As the general public got introduced to the Internet the idea that the Internet ought to somehow be regulated arose. People who used the Internet liked the wide open feel of it and were worried that commercial uses of the Internet would change the nature and experience for everybody. During the 19080s we started seeing things like early versions of VPNs where large corporate data was given priority over other data. There was talk of creating priority bits for real time events like voice calls and video. And so the discussion began on whether the government ought to intervene and regulate the Internet in some fashion.
In 2000 Harvard law professor Lawrence Lessig published a book Code and Other Laws of Cyberspace. This was a scholarly work that explored the topic of Internet regulation. Lessig said that the end-to-end principle was one of the most important reasons that the Internet had produced growth and innovation and that a free and open Internet ought to be maintained. Lessig argued that there was a role for government, which was to maintain the end-to-end principle. He thought that without government regulation of some sort that commercial interests would chip away at the freedom and function of the Internet until it would lose the characteristics that make it so beneficial to society.
He used the word ‘code’ as a surrogate for software, meaning that whoever controls the software of the Internet can control what happens on it. He thought, rightfully so, that either commercial or government code could eventually interfere with the operation of the Internet. Today it’s obvious that both kinds of control are going on. Entire countries have been carved away from the open Internet by governments and other countries like Russia are considering doing the same. US carriers want to create Internet fast lanes and the ones in Europe have already done so. And we find ourselves being spied upon by governments and by commercial entities who either record everything we do or who plant spyware on our computers.
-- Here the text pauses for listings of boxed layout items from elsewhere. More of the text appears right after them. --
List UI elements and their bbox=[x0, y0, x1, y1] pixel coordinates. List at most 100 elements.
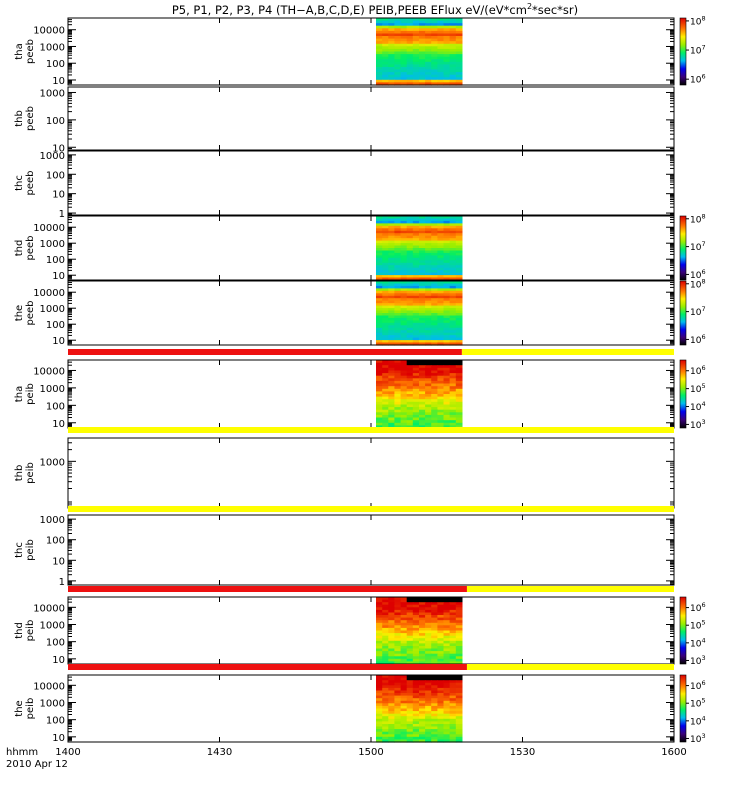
spectrogram-cell bbox=[455, 233, 463, 237]
spectrogram-cell bbox=[382, 677, 389, 681]
spectrogram-cell bbox=[412, 658, 420, 662]
spectrogram-cell bbox=[394, 308, 402, 312]
spectrogram-cell bbox=[394, 703, 402, 707]
spectrogram-cell bbox=[443, 322, 451, 326]
spectrogram-cell bbox=[431, 265, 438, 269]
spectrogram-cell bbox=[419, 288, 426, 292]
spectrogram-cell bbox=[376, 685, 383, 689]
spectrogram-cell bbox=[382, 235, 389, 239]
spectrogram-cell bbox=[412, 360, 420, 364]
spectrogram-cell bbox=[394, 79, 402, 83]
spectrogram-cell bbox=[382, 394, 389, 398]
spectrogram-cell bbox=[437, 233, 445, 237]
spectrogram-cell bbox=[406, 322, 414, 326]
spectrogram-cell bbox=[406, 238, 414, 242]
spectrogram-cell bbox=[382, 342, 389, 346]
spectrogram-cell bbox=[431, 340, 438, 344]
spectrogram-cell bbox=[437, 388, 445, 392]
spectrogram-cell bbox=[376, 300, 383, 304]
spectrogram-cell bbox=[455, 399, 463, 403]
spectrogram-cell bbox=[412, 72, 420, 76]
spectrogram-cell bbox=[382, 640, 389, 644]
spectrogram-cell bbox=[382, 48, 389, 53]
spectrogram-cell bbox=[455, 622, 463, 626]
spectrogram-cell bbox=[425, 407, 432, 411]
spectrogram-cell bbox=[437, 295, 445, 299]
spectrogram-cell bbox=[394, 609, 402, 614]
spectrogram-cell bbox=[382, 729, 389, 733]
spectrogram-cell bbox=[419, 409, 426, 413]
spectrogram-cell bbox=[425, 275, 432, 279]
spectrogram-cell bbox=[394, 235, 402, 239]
spectrogram-cell bbox=[406, 698, 414, 702]
spectrogram-cell bbox=[394, 288, 402, 292]
colorbar-tick-label: 103 bbox=[690, 654, 706, 667]
spectrogram-cell bbox=[382, 30, 389, 35]
spectrogram-cell bbox=[455, 252, 463, 256]
spectrogram-cell bbox=[400, 298, 408, 302]
spectrogram-cell bbox=[406, 599, 414, 603]
spectrogram-cell bbox=[400, 245, 408, 249]
spectrogram-cell bbox=[449, 305, 457, 309]
spectrogram-cell bbox=[388, 656, 395, 660]
spectrogram-cell bbox=[382, 18, 389, 22]
spectrogram-cell bbox=[400, 648, 408, 652]
spectrogram-cell bbox=[443, 370, 451, 374]
mode-bar-yellow bbox=[68, 506, 674, 512]
spectrogram-cell bbox=[443, 736, 451, 740]
spectrogram-cell bbox=[406, 690, 414, 694]
spectrogram-cell bbox=[437, 337, 445, 341]
spectrogram-cell bbox=[455, 248, 463, 252]
spectrogram-cell bbox=[412, 36, 420, 40]
spectrogram-cell bbox=[406, 607, 414, 611]
spectrogram-cell bbox=[425, 687, 432, 692]
spectrogram-cell bbox=[382, 69, 389, 73]
spectrogram-cell bbox=[425, 281, 432, 285]
spectrogram-cell bbox=[412, 597, 420, 601]
spectrogram-cell bbox=[406, 72, 414, 76]
spectrogram-cell bbox=[406, 731, 414, 735]
y-tick-label: 100 bbox=[46, 638, 65, 649]
spectrogram-cell bbox=[449, 718, 457, 722]
spectrogram-cell bbox=[400, 272, 408, 276]
spectrogram-cell bbox=[412, 288, 420, 292]
spectrogram-cell bbox=[382, 620, 389, 624]
spectrogram-cell bbox=[382, 675, 389, 679]
spectrogram-cell bbox=[412, 281, 420, 285]
spectrogram-cell bbox=[388, 265, 395, 269]
spectrogram-cell bbox=[376, 277, 383, 281]
spectrogram-cell bbox=[376, 322, 383, 326]
spectrogram-cell bbox=[431, 38, 438, 42]
spectrogram-cell bbox=[388, 275, 395, 279]
spectrogram-cell bbox=[406, 388, 414, 392]
spectrogram-cell bbox=[431, 248, 438, 252]
spectrogram-cell bbox=[455, 703, 463, 707]
colorbar-gradient bbox=[679, 674, 687, 743]
spectrogram-cell bbox=[376, 597, 383, 601]
spectrogram-cell bbox=[419, 604, 426, 608]
spectrogram-cell bbox=[406, 257, 414, 261]
spectrogram-cell bbox=[425, 399, 432, 403]
spectrogram-cell bbox=[406, 69, 414, 73]
spectrogram-cell bbox=[400, 46, 408, 50]
spectrogram-cell bbox=[412, 362, 420, 366]
spectrogram-cell bbox=[376, 330, 383, 334]
spectrogram-cell bbox=[455, 295, 463, 299]
spectrogram-cell bbox=[419, 317, 426, 321]
spectrogram-cell bbox=[431, 362, 438, 366]
spectrogram-cell bbox=[419, 315, 426, 319]
spectrogram-cell bbox=[400, 695, 408, 699]
spectrogram-cell bbox=[406, 736, 414, 740]
spectrogram-cell bbox=[376, 18, 383, 22]
spectrogram-cell bbox=[419, 404, 426, 408]
spectrogram-cell bbox=[388, 18, 395, 22]
spectrogram-cell bbox=[449, 607, 457, 611]
spectrogram-cell bbox=[455, 362, 463, 366]
colorbar-tick-label: 105 bbox=[690, 619, 706, 632]
spectrogram-cell bbox=[376, 695, 383, 699]
spectrogram-cell bbox=[376, 72, 383, 76]
spectrogram-cell bbox=[419, 277, 426, 281]
spectrogram-cell bbox=[419, 640, 426, 644]
spectrogram-cell bbox=[425, 243, 432, 247]
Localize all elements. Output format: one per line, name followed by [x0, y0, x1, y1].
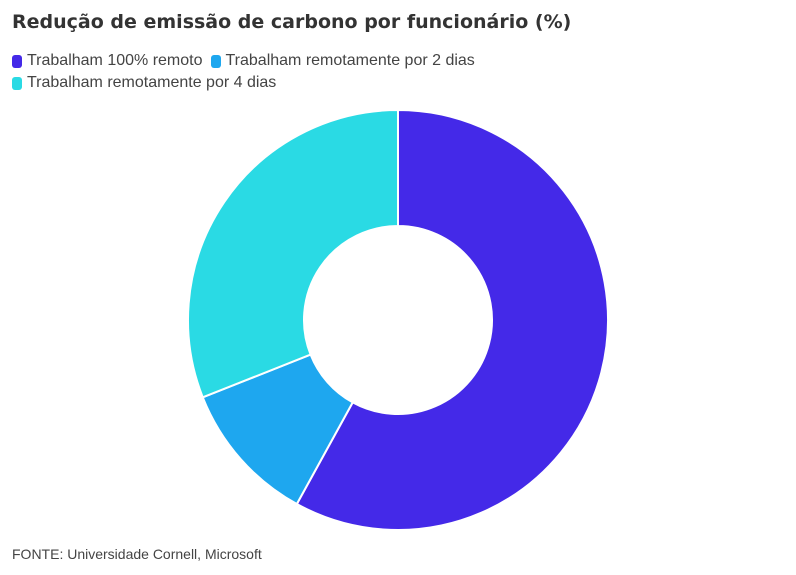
legend-label-2-days: Trabalham remotamente por 2 dias	[225, 52, 475, 69]
legend-item-2-days[interactable]: Trabalham remotamente por 2 dias	[210, 52, 475, 70]
source-note: FONTE: Universidade Cornell, Microsoft	[12, 546, 262, 562]
legend-swatch-100-remote	[12, 54, 22, 68]
slice-100-remote[interactable]	[295, 108, 609, 531]
legend-label-4-days: Trabalham remotamente por 4 dias	[27, 74, 277, 91]
chart-legend: Trabalham 100% remoto Trabalham remotame…	[12, 52, 572, 92]
legend-label-100-remote: Trabalham 100% remoto	[27, 52, 203, 69]
legend-item-4-days[interactable]: Trabalham remotamente por 4 dias	[12, 74, 276, 92]
chart-title: Redução de emissão de carbono por funcio…	[12, 11, 572, 33]
legend-item-100-remote[interactable]: Trabalham 100% remoto	[12, 52, 203, 70]
slice-4-days[interactable]	[187, 108, 399, 399]
legend-swatch-4-days	[12, 76, 22, 90]
legend-swatch-2-days	[210, 54, 221, 68]
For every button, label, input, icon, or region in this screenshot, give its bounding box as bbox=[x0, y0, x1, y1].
Tim Wu, a law professor at the University of Virginia built on the ideas in Lessig’s book and published an article in 2002, A Proposal for Network Neutrality. Wu argued in favor of the same end-to-end principle and said that an open internet caused a Darwinian competition among every conceivable use of the Internet and that only the best uses would survive. He said that network neutrality (he coined the phrase) was necessary to make sure that there was no bias against any use of the Internet.
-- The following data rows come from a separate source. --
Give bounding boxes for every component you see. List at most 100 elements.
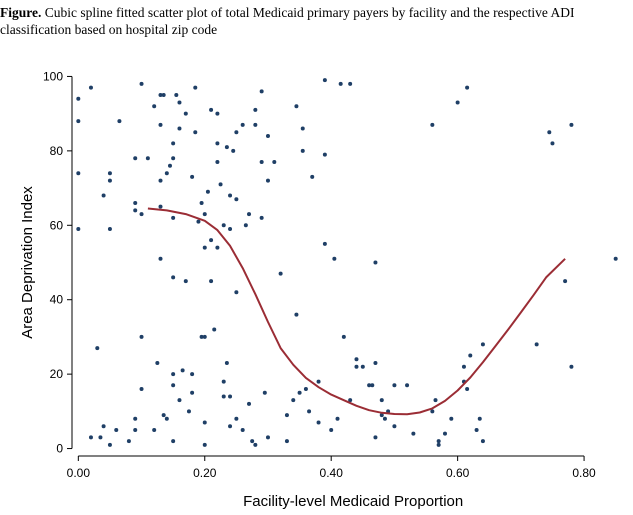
data-point	[224, 360, 229, 365]
data-point	[152, 104, 157, 109]
data-point	[101, 193, 106, 198]
x-tick-label: 0.40	[320, 466, 344, 480]
data-point	[234, 197, 239, 202]
data-point	[167, 163, 172, 168]
y-tick-label: 40	[50, 293, 64, 307]
data-point	[139, 387, 144, 392]
data-point	[215, 141, 220, 146]
data-point	[322, 241, 327, 246]
data-point	[259, 215, 264, 220]
data-point	[171, 372, 176, 377]
y-axis-title: Area Deprivation Index	[19, 186, 36, 339]
data-point	[155, 360, 160, 365]
y-tick-label: 80	[50, 144, 64, 158]
y-tick-label: 60	[50, 218, 64, 232]
data-point	[284, 413, 289, 418]
data-point	[322, 152, 327, 157]
data-point	[310, 174, 315, 179]
data-point	[348, 81, 353, 86]
data-point	[234, 290, 239, 295]
data-point	[332, 256, 337, 261]
data-point	[265, 435, 270, 440]
data-point	[76, 171, 81, 176]
data-point	[449, 416, 454, 421]
data-point	[455, 100, 460, 105]
data-point	[133, 156, 138, 161]
data-point	[164, 171, 169, 176]
data-point	[468, 353, 473, 358]
spline-curve	[147, 207, 566, 416]
data-point	[433, 398, 438, 403]
data-point	[247, 401, 252, 406]
x-axis-title: Facility-level Medicaid Proportion	[243, 493, 463, 510]
data-point	[221, 394, 226, 399]
data-point	[294, 312, 299, 317]
data-point	[171, 383, 176, 388]
data-point	[209, 279, 214, 284]
data-point	[202, 245, 207, 250]
data-point	[209, 238, 214, 243]
data-point	[218, 182, 223, 187]
data-point	[174, 93, 179, 98]
data-point	[243, 223, 248, 228]
data-point	[171, 156, 176, 161]
data-point	[335, 416, 340, 421]
data-point	[190, 174, 195, 179]
data-point	[139, 212, 144, 217]
data-point	[253, 442, 258, 447]
data-point	[193, 85, 198, 90]
data-point	[209, 107, 214, 112]
data-point	[177, 398, 182, 403]
data-point	[171, 275, 176, 280]
data-point	[300, 126, 305, 131]
y-tick-label: 20	[50, 367, 64, 381]
data-point	[382, 416, 387, 421]
data-point	[348, 398, 353, 403]
data-point	[392, 383, 397, 388]
data-point	[88, 435, 93, 440]
data-point	[126, 439, 131, 444]
data-point	[297, 390, 302, 395]
data-point	[563, 279, 568, 284]
data-point	[259, 89, 264, 94]
data-point	[224, 145, 229, 150]
data-point	[373, 435, 378, 440]
data-point	[240, 122, 245, 127]
data-point	[161, 93, 166, 98]
data-point	[569, 122, 574, 127]
data-point	[474, 427, 479, 432]
data-point	[228, 424, 233, 429]
data-point	[405, 383, 410, 388]
data-point	[228, 394, 233, 399]
data-point	[550, 141, 555, 146]
data-point	[461, 364, 466, 369]
data-point	[379, 398, 384, 403]
data-point	[436, 439, 441, 444]
scatter-points	[76, 78, 618, 447]
data-point	[202, 420, 207, 425]
data-point	[547, 130, 552, 135]
x-tick-label: 0.00	[67, 466, 91, 480]
data-point	[215, 160, 220, 165]
data-point	[569, 364, 574, 369]
data-point	[199, 334, 204, 339]
data-point	[228, 227, 233, 232]
data-point	[291, 398, 296, 403]
data-point	[190, 390, 195, 395]
data-point	[480, 439, 485, 444]
data-point	[341, 334, 346, 339]
data-point	[88, 85, 93, 90]
data-point	[221, 379, 226, 384]
x-tick-label: 0.20	[193, 466, 217, 480]
chart-axes: 0 20 40 60 80 100 0.00 0.20 0.40 0.60 0.80	[43, 69, 596, 480]
data-point	[221, 223, 226, 228]
data-point	[107, 178, 112, 183]
data-point	[534, 342, 539, 347]
data-point	[272, 160, 277, 165]
caption-prefix: Figure.	[0, 5, 42, 20]
data-point	[196, 219, 201, 224]
data-point	[190, 372, 195, 377]
data-point	[205, 189, 210, 194]
data-point	[228, 193, 233, 198]
data-point	[202, 334, 207, 339]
Wu understood that some network bias was unavoidable, such as giving priority to voice packets so that voice could be transmitted over the Internet. But he thought that there should be some sort of defined dividing line between permissible bias and impermissible bias. And that dividing line, almost by definition has to be defined by regulators.
And so today we are still at the same point where Wu left the argument. Sadly much of the debate about network neutrality has wandered off into political directions and no longer has to do with the way we manage packets. But absent some sort of regulation it seem clear to me that commercial and government use of the Internet will continue to chip away a little at a time until the Internet is a controlled environment, and that any user’s Internet experience is going to be subject to the whims of whoever controls their local part of the Internet.